Giridhar, J. and D. Acosta. Evaluation of Cytotoxicity Potential of Surfactants Using Primary Rat Keratinocyte Culture as an In Vitro Cutaneous Model. In Vitro Toxicol. 1993. 6(1): 33-46

Miranol HM 24% (lauroamphodiacetate) - 14350-96-0; Mirataine CBS (cocamidopropyl hydroxysultaine) - 98227-97-5; Triton X-100 - 9002-93-1

Primary rat keratinocytes were cultured from skin epidermis of neonatal rat pups by a trypsin digestion method. Two-three day old confluent cultures were treated with five surfactants, anionic, amphoteric and nonionic surfactants, in varying concentrations.

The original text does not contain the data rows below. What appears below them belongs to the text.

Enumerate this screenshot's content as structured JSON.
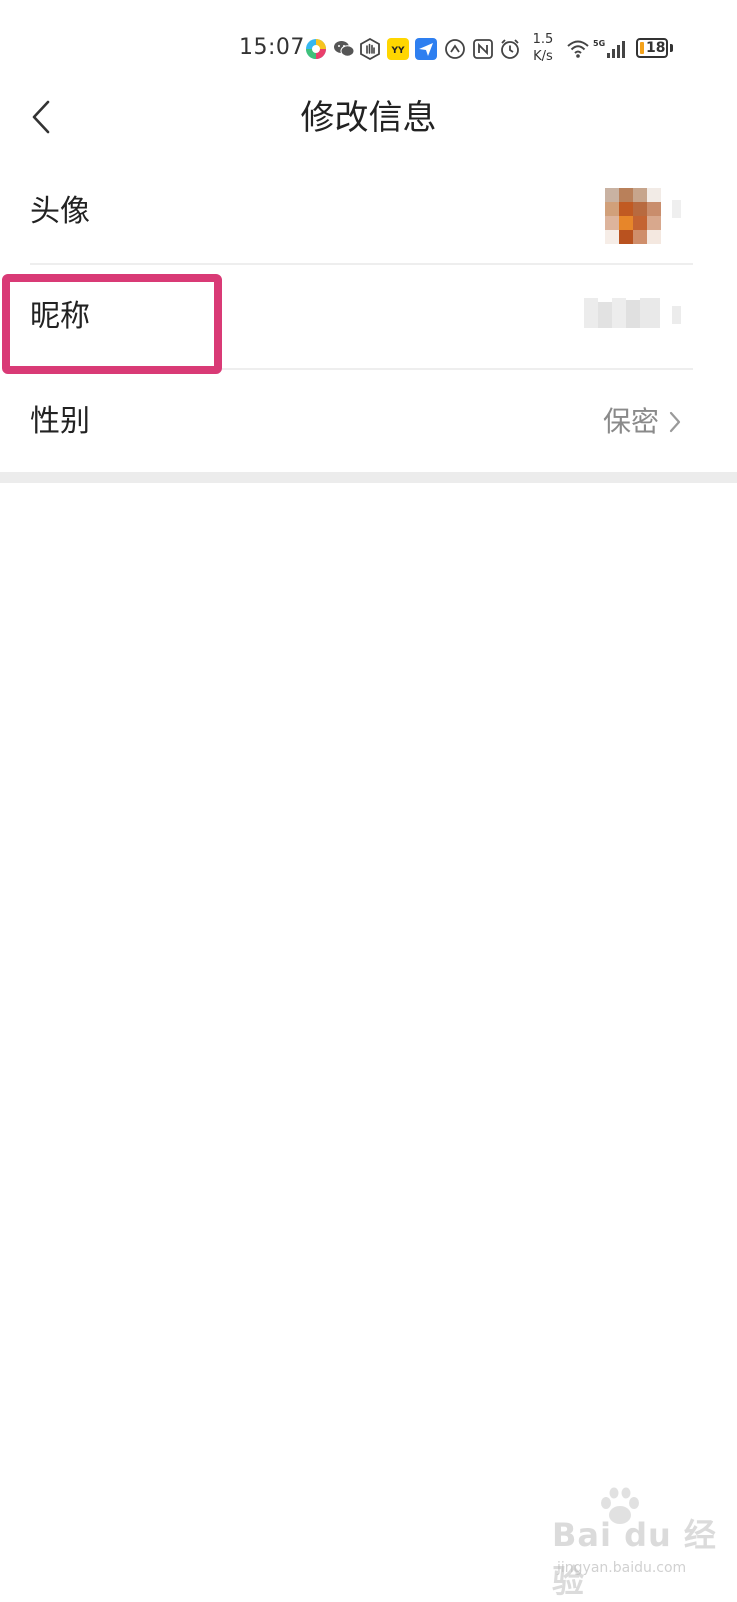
{
  "status_bar": {
    "time": "15:07",
    "net_speed_value": "1.5",
    "net_speed_unit": "K/s",
    "signal_label": "5G",
    "battery": "18",
    "battery_level_percent": 18,
    "icons": [
      "app-colorful-icon",
      "wechat-icon",
      "hand-icon",
      "yy-icon",
      "paper-plane-icon",
      "speed-icon",
      "nfc-icon",
      "alarm-icon",
      "wifi-icon",
      "signal-icon",
      "battery-icon"
    ]
  },
  "header": {
    "title": "修改信息",
    "back_icon": "chevron-left-icon"
  },
  "rows": {
    "avatar": {
      "label": "头像"
    },
    "nickname": {
      "label": "昵称"
    },
    "gender": {
      "label": "性别",
      "value": "保密",
      "icon": "chevron-right-icon"
    }
  },
  "colors": {
    "highlight": "#d93a76",
    "divider": "#eeeeee",
    "secondary_text": "#8a8a8a"
  },
  "watermark": {
    "brand": "Bai du 经验",
    "url": "jingyan.baidu.com"
  }
}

Evaluation of cytotoxicity after surfactant treatment was measured by: (i) monitoring leakage of cytosolic enzyme lactate dehydrogenase (LDH) into the medium, (ii) mitochondrial reduction of 3-(4-5-dimethylthiazol-2yl-)-2,5 diphenyl tetrazolium bromide (MTT) and (iii) lysosomal uptake of the dye neutral red (2-amino-3-methyl-7-dimethyl-amino-phenazoniumchloride) (NR), at the end of a 1 hr treatment period and after 24 hrs immediately following treatment and removal of surfactants. Additionally, changes in cell morphology were assessed by light microscopy. Dose-response curves were generated using the ALLFIT curve fitting program and EC50 values were calculated. Results show a potential for causing cytotoxicity among the surfactants in the following way: nonionics = anionics > amphoterics. Triton X-100, a severely irritating nonionic surfactant in vivo, had a cytotoxicity potential equal to anionic surfactants and continued to show damage even after the 1 hr treatment period and subsequent removal of the surfactant. In contrast, the mild to moderately irritating amphoteric and anionic surfactants caused most of the damage during the 1 hr treatment period. LDH leakage was a good indicator of cell damage, and additionally the findings of the assays MTT and NR were comparable to the LDH leakage results. We conclude that primary rat keratinocytes serve adequately as an in vitro model in the screening of surfactants for skin irritancy potential.